In contrast, customers served under a regulated utility construct – as in Oklahoma – “are not protected from the storm’s financial impacts and will in fact be paying the costs associated with the storm for many years to come.”
The authors of the study also determined that “with few or no exceptions, utility monopolies will experience essentially no financial consequences due to the winter storm’s fuel price shocks.”
In comparing the 15 states where 67 utilities sought cost recovery, Oklahoma had the highest in one category and second-highest in another. The estimated cost recovery for a natural gas customer in Oklahoma was $1,270; the next highest was Missouri at $594, less than half as much. Missouri had the highest electrical cost recovery per customer at $1,104, while Oklahoma ranked second at $849.
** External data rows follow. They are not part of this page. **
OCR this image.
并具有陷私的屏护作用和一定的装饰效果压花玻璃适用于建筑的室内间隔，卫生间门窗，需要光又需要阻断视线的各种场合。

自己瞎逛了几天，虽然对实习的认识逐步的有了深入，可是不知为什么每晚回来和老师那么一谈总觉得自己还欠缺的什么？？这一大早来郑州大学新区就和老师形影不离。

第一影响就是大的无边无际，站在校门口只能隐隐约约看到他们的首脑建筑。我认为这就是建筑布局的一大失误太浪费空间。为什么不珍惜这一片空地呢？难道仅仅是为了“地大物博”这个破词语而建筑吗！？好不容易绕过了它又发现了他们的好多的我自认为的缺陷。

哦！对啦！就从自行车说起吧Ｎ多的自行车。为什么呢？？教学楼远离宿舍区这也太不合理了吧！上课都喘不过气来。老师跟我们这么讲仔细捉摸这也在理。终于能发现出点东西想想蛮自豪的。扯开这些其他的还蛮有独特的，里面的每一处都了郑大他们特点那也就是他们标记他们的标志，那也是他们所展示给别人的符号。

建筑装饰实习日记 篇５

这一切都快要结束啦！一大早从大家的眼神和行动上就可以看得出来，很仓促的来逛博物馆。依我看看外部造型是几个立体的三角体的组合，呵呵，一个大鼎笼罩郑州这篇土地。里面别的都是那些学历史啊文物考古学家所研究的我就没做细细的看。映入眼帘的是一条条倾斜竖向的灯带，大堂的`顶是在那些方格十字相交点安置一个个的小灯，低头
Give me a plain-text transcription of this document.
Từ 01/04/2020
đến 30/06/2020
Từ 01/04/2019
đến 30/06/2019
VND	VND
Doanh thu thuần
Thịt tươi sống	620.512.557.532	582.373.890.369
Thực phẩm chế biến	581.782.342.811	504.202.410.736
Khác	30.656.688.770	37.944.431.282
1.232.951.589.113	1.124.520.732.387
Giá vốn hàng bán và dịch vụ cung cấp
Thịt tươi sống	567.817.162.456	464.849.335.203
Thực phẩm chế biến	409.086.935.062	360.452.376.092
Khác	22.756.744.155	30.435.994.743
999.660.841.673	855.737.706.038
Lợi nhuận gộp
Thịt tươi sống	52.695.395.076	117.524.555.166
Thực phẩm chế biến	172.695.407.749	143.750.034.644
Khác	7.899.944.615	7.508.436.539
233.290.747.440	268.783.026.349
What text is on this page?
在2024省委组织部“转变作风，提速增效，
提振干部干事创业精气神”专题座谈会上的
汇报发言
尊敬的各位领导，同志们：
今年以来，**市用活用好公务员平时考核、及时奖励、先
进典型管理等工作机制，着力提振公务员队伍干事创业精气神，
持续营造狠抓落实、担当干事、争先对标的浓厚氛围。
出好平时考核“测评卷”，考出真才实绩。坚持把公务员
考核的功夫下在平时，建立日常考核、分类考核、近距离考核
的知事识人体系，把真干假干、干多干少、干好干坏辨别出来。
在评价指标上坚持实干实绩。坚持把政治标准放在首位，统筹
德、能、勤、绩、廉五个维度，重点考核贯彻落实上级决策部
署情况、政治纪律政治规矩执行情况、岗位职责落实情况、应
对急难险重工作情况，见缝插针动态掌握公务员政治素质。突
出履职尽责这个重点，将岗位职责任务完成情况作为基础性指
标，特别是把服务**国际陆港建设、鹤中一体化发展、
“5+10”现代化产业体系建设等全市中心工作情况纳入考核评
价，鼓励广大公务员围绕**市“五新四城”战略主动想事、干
The highest natural gas prices during the storm were found in Oklahoma. The study noted that the most extreme spot gas prices were at the OneOK trading point in Oklahoma, where peak prices rose to 628 times normal and average prices were 244 times normal.
The study found that 12 of the 15 states that experienced the most significant power and natural gas wholesale price spikes from the February ’21 storm “do not allow power and natural gas competition at all.”